In divorce proceedings, alongside other factors, the court carefully considers the age of each party and the length of the marriage when deciding how to divide assets. This is outlined in Section 25 of the Matrimonial Causes Act 1973.
Why are Age and Duration Important?
• Age: A younger spouse may have a greater earning capacity and more time to build assets after the divorce. An older spouse might face challenges re-entering the workforce and have fewer years to accumulate retirement savings.
• Duration: Longer marriages often involve a greater degree of financial interdependence and shared contributions. Shorter marriages may see a focus on returning each party to their pre-marital financial position.
How the Court Considers These Factors:
• Long Marriages: Typically lead to a more equal division of assets, recognizing the shared life and contributions of both parties.

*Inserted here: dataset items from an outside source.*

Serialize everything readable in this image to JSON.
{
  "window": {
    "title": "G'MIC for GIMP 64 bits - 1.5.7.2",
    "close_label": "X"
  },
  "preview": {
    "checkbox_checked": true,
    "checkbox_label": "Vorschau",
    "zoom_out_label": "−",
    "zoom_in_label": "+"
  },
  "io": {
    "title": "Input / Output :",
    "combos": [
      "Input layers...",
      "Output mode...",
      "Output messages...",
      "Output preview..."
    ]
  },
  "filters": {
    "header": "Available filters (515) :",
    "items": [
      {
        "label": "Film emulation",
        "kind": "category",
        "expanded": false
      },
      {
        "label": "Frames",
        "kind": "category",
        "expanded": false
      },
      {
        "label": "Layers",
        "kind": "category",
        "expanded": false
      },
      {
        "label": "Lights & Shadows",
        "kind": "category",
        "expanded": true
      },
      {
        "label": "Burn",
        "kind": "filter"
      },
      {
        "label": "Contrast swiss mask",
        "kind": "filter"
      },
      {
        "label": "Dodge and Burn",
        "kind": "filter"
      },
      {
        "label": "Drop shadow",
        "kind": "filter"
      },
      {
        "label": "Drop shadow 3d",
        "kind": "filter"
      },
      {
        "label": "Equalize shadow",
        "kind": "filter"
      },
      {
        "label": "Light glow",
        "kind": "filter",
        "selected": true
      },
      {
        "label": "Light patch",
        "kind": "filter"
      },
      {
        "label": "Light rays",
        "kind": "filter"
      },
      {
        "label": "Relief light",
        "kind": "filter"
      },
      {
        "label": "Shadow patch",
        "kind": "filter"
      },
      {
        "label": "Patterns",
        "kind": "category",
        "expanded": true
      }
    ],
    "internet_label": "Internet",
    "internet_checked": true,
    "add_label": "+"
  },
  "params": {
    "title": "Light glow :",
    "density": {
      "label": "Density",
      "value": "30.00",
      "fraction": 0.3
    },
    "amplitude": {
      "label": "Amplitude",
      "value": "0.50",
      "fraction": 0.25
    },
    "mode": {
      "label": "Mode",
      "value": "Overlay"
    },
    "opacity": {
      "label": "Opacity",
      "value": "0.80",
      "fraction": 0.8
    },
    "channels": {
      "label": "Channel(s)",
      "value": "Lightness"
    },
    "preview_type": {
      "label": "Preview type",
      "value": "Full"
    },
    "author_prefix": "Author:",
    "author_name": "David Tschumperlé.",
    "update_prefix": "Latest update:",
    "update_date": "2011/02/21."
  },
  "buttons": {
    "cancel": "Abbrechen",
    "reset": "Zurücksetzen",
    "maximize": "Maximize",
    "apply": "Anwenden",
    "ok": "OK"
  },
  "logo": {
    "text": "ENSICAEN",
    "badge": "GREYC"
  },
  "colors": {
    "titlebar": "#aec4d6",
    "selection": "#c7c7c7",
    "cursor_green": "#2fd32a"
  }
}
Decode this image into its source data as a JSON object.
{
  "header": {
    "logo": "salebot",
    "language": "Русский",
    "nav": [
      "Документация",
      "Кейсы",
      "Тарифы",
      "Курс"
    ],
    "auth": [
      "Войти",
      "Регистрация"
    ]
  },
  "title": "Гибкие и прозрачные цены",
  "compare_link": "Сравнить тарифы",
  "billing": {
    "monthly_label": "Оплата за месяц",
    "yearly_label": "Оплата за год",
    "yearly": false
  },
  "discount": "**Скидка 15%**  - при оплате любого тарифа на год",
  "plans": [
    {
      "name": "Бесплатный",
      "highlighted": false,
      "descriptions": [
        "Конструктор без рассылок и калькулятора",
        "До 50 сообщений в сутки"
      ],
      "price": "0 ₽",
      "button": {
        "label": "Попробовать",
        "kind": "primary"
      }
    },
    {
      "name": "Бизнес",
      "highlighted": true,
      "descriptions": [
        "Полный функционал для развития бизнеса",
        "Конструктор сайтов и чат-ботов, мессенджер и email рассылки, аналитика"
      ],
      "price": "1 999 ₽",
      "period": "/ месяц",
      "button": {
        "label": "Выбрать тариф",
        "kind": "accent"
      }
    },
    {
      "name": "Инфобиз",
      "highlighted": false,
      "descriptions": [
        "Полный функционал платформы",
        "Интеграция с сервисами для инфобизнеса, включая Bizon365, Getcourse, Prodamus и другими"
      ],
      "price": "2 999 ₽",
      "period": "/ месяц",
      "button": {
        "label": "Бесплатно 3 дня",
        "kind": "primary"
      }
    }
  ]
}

• Short Marriages: The court might aim to restore each party to the financial position they were in before the marriage, unless there are children involved or one party has significantly disadvantaged themselves for the benefit of the family.
• Age and Earning Capacity: The court assesses the potential for each party to earn a living. A younger spouse with a strong career trajectory might receive less in the settlement than an older spouse with limited earning potential.
• Pensions: The length of the marriage significantly impacts how pensions are divided. A longer marriage usually means a larger share of the pension for the non-pension holding spouse.